In July 2019, Seriti reached the mandatory retirement age of 70.

== Arms Deal Commission ==

=== Inquiry proceedings ===
On 24 October 2011, President Zuma announced the establishment of a commission of inquiry tasked with allegations of fraud, corruption, impropriety and irregularity in the 1999 Strategic Defence Procurement Package, better known as the Arms Deal; he also named Seriti as the commission's chairperson. Better known as the Arms Procurement Commission, the Arms Deal Commission, or the Seriti Commission, the inquiry was wracked with high-profile resignations – including the resignation of two successive commissioners, judges Willem van der Merwe and Francis Legodi, before the commission even held its first hearings.

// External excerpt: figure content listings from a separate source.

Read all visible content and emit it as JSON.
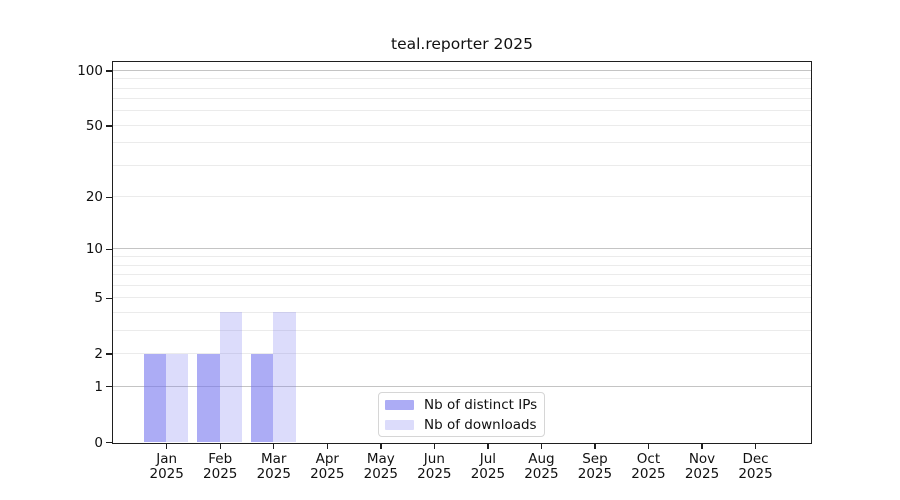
{
  "chart_data": {
    "type": "bar",
    "title": "teal.reporter 2025",
    "categories": [
      "Jan 2025",
      "Feb 2025",
      "Mar 2025",
      "Apr 2025",
      "May 2025",
      "Jun 2025",
      "Jul 2025",
      "Aug 2025",
      "Sep 2025",
      "Oct 2025",
      "Nov 2025",
      "Dec 2025"
    ],
    "series": [
      {
        "name": "Nb of distinct IPs",
        "color": "rgba(117,117,238,0.6)",
        "values": [
          2,
          2,
          2,
          0,
          0,
          0,
          0,
          0,
          0,
          0,
          0,
          0
        ]
      },
      {
        "name": "Nb of downloads",
        "color": "rgba(117,117,238,0.25)",
        "values": [
          2,
          4,
          4,
          0,
          0,
          0,
          0,
          0,
          0,
          0,
          0,
          0
        ]
      }
    ],
    "xlabel": "",
    "ylabel": "",
    "yscale": "log1p",
    "ylim": [
      0,
      111
    ],
    "yticks": [
      0,
      1,
      2,
      5,
      10,
      20,
      50,
      100
    ],
    "gridlines": {
      "major": [
        1,
        10,
        100
      ],
      "minor": [
        2,
        3,
        4,
        5,
        6,
        7,
        8,
        9,
        20,
        30,
        40,
        50,
        60,
        70,
        80,
        90
      ]
    },
    "grid": "horizontal",
    "legend_position": "lower-center-inside",
    "colors": {
      "bar_distinct_ips": "rgba(117,117,238,0.6)",
      "bar_downloads": "rgba(117,117,238,0.25)",
      "grid_major": "#c4c4c4",
      "grid_minor": "#ebebeb",
      "spine": "#1f1f1f",
      "text": "#111111",
      "background": "#ffffff"
    }
  }
}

The commission ultimately sat as a two-man panel, composed of Seriti and judge Hendrick Musi, with its first hearings held in August 2013. After its term was repeatedly extended, it ultimately closed on 30 June 2015. By that time, several other employees of the commission had resigned; one of them, attorney Norman Moabi, accused Seriti of pursuing a "second agenda", and Seriti was also accused of nepotism in the administration of the commission. The final report of the commission was submitted to President Zuma on 30 December 2015.

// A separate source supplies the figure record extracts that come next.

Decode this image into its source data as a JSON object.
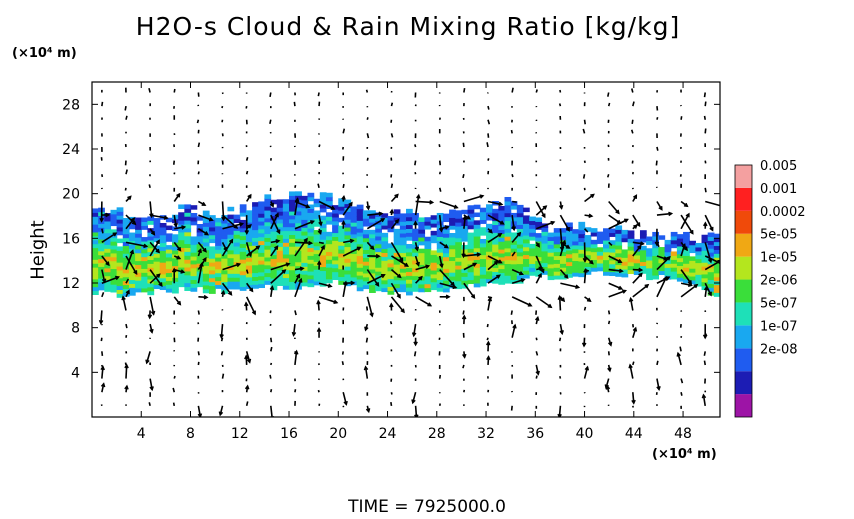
{
  "chart_data": {
    "type": "heatmap",
    "title": "H2O-s Cloud & Rain Mixing Ratio [kg/kg]",
    "ylabel": "Height",
    "y_unit": "(×10⁴ m)",
    "x_unit": "(×10⁴ m)",
    "xlim": [
      0,
      51
    ],
    "ylim": [
      0,
      30
    ],
    "xticks": [
      "4",
      "8",
      "12",
      "16",
      "20",
      "24",
      "28",
      "32",
      "36",
      "40",
      "44",
      "48"
    ],
    "yticks": [
      "4",
      "8",
      "12",
      "16",
      "20",
      "24",
      "28"
    ],
    "colorbar": {
      "labels": [
        "0.005",
        "0.001",
        "0.0002",
        "5e-05",
        "1e-05",
        "2e-06",
        "5e-07",
        "1e-07",
        "2e-08"
      ],
      "colors": [
        "#9d14a6",
        "#1c1cb4",
        "#1f5cf0",
        "#19a8f0",
        "#1ee0b8",
        "#3ade3a",
        "#b4e61e",
        "#f0a814",
        "#f04a0a",
        "#ff2020",
        "#f4a0a0"
      ]
    },
    "cloud_band": {
      "x": [
        0,
        2,
        4,
        6,
        8,
        10,
        12,
        14,
        16,
        18,
        20,
        22,
        24,
        26,
        28,
        30,
        32,
        34,
        36,
        38,
        40,
        42,
        44,
        46,
        48,
        50,
        51
      ],
      "top": [
        18.8,
        18.5,
        17.6,
        17.8,
        18.9,
        17.8,
        18.9,
        19.4,
        19.6,
        19.8,
        19.3,
        18.8,
        17.8,
        18.2,
        17.9,
        18.3,
        18.8,
        19.2,
        17.6,
        17.1,
        17.0,
        16.9,
        16.1,
        16.2,
        16.3,
        16.0,
        16.0
      ],
      "bottom": [
        11.2,
        11.0,
        11.2,
        11.3,
        11.5,
        11.3,
        11.4,
        11.6,
        11.6,
        11.8,
        12.2,
        11.5,
        11.2,
        11.0,
        11.2,
        11.6,
        12.0,
        12.1,
        12.6,
        12.4,
        12.8,
        12.9,
        12.6,
        12.6,
        12.3,
        11.2,
        11.0
      ]
    },
    "time_label": "TIME  =  7925000.0"
  }
}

=== Subsequent legal action ===
In August 2019, Judge President Dunstan Mlambo of the Gauteng High Court set aside the Seriti Commission's findings, on the basis that it had omitted to admit, interrogate and pursue relevant evidence and thus had failed to comprehensively investigate the matters set out in its terms of reference. The ruling was a result of a review application by Corruption Watch and Right2Know. In November 2021, more than two years after the judgement, Seriti and Musi applied to appeal the High Court's decision to overturn the commission's findings, saying that the judgement was being "used as a whip to harass us", but they were denied leave to appeal in September 2022.

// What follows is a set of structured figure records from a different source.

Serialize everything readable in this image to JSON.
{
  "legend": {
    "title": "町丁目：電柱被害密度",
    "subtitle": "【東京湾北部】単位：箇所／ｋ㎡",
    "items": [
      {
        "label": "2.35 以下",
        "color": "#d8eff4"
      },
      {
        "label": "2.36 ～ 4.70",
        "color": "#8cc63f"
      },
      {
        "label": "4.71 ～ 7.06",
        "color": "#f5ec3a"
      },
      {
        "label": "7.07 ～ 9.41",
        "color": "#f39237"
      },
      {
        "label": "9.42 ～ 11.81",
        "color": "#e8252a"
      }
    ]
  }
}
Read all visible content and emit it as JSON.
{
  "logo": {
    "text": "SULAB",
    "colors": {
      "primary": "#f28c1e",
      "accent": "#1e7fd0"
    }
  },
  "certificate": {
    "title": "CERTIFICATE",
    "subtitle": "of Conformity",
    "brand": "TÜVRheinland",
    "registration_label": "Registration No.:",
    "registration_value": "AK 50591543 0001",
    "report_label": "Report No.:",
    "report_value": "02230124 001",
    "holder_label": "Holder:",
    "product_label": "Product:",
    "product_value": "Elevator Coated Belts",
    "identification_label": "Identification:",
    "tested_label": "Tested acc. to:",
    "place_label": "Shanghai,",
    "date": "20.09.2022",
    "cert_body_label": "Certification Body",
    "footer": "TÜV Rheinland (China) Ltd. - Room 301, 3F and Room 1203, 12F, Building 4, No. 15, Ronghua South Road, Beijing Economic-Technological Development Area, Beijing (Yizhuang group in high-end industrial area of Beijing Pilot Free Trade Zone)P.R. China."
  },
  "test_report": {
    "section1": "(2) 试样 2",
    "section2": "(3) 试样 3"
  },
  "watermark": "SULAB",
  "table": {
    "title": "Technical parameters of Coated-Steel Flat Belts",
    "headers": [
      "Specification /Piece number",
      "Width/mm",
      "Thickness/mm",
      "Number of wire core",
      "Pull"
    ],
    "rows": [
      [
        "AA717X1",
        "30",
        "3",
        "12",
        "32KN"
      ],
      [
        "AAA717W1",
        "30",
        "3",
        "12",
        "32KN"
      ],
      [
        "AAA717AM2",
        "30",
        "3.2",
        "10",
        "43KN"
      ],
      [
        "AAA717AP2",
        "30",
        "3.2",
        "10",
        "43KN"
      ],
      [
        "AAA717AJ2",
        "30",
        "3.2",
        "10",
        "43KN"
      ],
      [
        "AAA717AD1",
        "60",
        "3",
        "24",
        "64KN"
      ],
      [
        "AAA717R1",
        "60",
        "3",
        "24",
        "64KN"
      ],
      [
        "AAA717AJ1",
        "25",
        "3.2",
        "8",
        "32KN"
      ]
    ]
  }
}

Meanwhile, in 2021, the Judicial Conduct Committee of the Judicial Service Commission heard a complaint about alleged misconduct by Seriti and Musi during the course of the Seriti Commission. However, ahead of the JCC hearings, Seriti and Musi submitted a court application to halt the process, challenging the constitutionality of the provision of the Judicial Service Commission Act which allowed misconduct proceedings against retired judges, such as themselves; that application was dismissed in April 2023.

== Personal life ==
He is married to Nomvuyo Seriti, an attorney and businesswoman; they have three children.